Wednesday, February 6, 2008

J.D. Salinger and Two Films of 2002

Hipster Hollywood screenwriters have always slavishly worshipped Catcher in the Rye, and five years ago, the cinema saw two products of such idolatry: Igby Goes Down and The Good Girl. Both feature frustrated youths tortured by the quotidian demands of contemporary society. In Igby, Kieran Culkin plays Jason "Igby Slocumb, a put-upon adolescent who always has some clever, post-modern retort to the latest episode of adult hypocrisy. In The Good Girl, Jake Gyllenhaal is "Holden" Worther, a character with his own Salinger obsession, although his character is a bit less self aware. Isn't it gilding the lily to name the protagonist of your Salinger-themed screenplay "Holden"? (The Good Girl also features actress Zooey Deschanel, named for one of the title characters in Salinger's "Franny and Zooey.").

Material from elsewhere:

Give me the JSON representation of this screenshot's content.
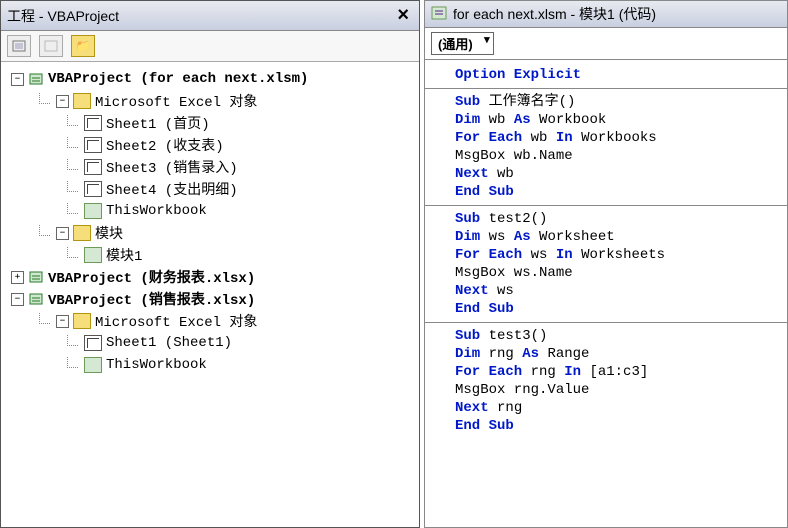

Said the 2002 New York Times review of Igby:
What is it with "The Catcher in the Rye" these days? Is it just a coincidence that in a matter of months, the J. D. Salinger classic has rung two cinematic bells? (Three if you count "The Good Girl," in which Jennifer Aniston's character has an affair with a clinically depressed self-styled Holden Caulfield.) Nor should we forget the plaintively whimsical films of Wes Anderson, which flaunt a Salingeresque sense of their own rarefied sensibility.
But this trend is not new. Even as far back as 1989's Field of Dreams has a connection through is source material according to the Internet Movie Database:

In the novel, the reclusive author whom Kinsella sought out was J.D. Salinger, whose novel "Catcher In The Rye" included a character named Richard Kinsella. The producers of the film adaptation were forced to create a fictional reclusive author (James Earl Jones' character, Terrence Mann), because of the threat of legal action by Salinger, who was reportedly incensed when the novel was published in 1982.

Click here for some photographs of Salinger's town, including one of his driveway.

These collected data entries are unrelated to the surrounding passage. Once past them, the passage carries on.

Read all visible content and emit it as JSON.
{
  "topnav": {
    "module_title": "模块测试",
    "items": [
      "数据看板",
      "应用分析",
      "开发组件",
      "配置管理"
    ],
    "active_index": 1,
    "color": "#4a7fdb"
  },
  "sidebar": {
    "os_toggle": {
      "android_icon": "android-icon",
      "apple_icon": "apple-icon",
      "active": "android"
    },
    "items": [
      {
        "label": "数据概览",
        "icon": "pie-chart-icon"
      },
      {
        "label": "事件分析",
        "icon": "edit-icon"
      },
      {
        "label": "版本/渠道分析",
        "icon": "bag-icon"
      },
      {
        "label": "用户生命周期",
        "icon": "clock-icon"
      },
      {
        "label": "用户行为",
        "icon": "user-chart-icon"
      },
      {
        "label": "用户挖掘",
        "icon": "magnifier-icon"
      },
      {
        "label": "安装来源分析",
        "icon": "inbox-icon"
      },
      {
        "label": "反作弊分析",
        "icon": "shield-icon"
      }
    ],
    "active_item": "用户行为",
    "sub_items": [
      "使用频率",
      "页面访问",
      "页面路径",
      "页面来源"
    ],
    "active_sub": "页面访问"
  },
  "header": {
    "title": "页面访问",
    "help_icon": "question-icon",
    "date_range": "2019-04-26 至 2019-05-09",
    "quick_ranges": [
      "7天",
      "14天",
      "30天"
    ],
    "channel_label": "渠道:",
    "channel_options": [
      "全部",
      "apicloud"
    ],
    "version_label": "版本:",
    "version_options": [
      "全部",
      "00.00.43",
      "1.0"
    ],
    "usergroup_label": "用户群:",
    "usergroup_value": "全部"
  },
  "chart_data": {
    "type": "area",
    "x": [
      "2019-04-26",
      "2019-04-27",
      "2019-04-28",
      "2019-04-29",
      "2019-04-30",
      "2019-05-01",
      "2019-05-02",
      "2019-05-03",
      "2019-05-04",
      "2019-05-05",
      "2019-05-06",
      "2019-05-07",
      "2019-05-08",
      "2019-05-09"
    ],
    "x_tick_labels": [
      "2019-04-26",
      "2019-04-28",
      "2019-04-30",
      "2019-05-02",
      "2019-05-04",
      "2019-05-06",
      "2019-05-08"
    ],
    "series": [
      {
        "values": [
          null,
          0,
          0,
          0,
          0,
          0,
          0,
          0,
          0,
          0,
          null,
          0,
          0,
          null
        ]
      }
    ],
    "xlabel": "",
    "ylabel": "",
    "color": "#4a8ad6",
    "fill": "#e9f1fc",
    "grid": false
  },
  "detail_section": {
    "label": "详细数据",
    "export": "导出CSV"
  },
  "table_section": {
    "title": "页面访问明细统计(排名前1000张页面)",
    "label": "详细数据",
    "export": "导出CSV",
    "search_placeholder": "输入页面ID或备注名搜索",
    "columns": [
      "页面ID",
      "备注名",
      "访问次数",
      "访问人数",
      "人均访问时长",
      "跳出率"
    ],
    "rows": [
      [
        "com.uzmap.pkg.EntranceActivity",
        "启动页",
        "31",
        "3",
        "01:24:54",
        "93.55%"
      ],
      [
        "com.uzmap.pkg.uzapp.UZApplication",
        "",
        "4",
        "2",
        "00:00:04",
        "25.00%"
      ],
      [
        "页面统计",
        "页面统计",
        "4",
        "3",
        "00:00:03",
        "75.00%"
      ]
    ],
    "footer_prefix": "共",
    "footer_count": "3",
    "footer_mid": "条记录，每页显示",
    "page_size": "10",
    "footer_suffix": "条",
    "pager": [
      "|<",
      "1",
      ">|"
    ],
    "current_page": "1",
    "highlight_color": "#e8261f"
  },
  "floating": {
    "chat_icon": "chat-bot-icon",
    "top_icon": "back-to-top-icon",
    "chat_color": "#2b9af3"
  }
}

So what is it that screenwriters, then, now, and everywhen heap worship upon Salinger? Is it because in high school, they, as the unappreciated and socially awkward writers, found solace in his works when their social oppressors were wooing cheerleaders and drinking cheap beer, activities they publicly held in disdain but secretly longed to join? Is it because Salinger captured the inarticulate social revulsion of adolescents and the maturation of those feelings of discomfort into more pronounced forms of adult awkwardness? Or is it because Salinger was cool and trendy in a way that John Grisham or other pop rubbish simply is not?

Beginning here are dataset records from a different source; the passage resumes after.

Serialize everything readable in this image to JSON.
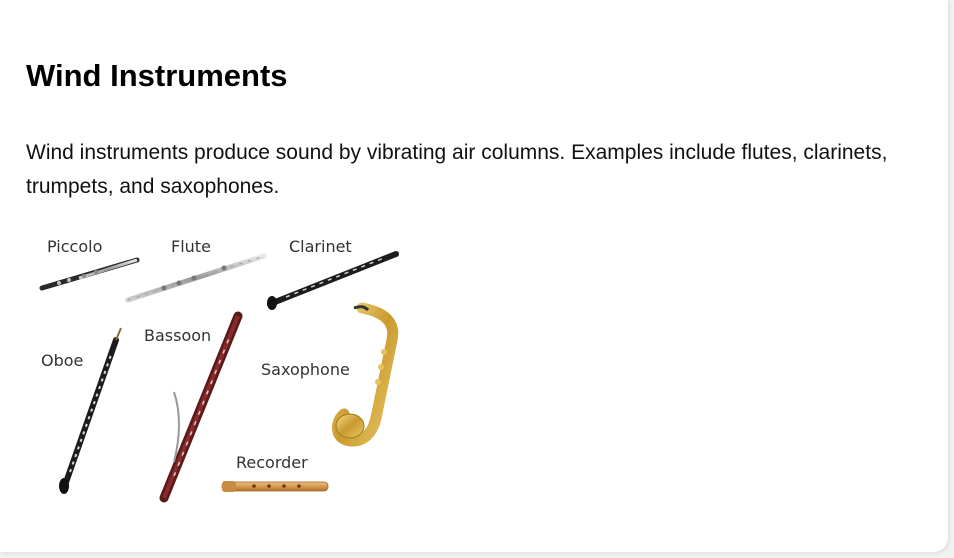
{
  "section": {
    "title": "Wind Instruments",
    "description": "Wind instruments produce sound by vibrating air columns. Examples include flutes, clarinets, trumpets, and saxophones."
  },
  "figure": {
    "labels": {
      "piccolo": "Piccolo",
      "flute": "Flute",
      "clarinet": "Clarinet",
      "oboe": "Oboe",
      "bassoon": "Bassoon",
      "saxophone": "Saxophone",
      "recorder": "Recorder"
    }
  }
}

Perhaps the question is not why screenwriters or bloggers or journalists so adore Salinger. Might the inquiry best focus on why one would seek to translate that admiration into a theme or motif present in one's own work? By naming your protagonist after your own favorite protagonist, do you get to wink ever so slyly at yourself in the mirror and marvel at your own cleverness? Or are there other unforeseen rewards awaiting you, the writer of such things?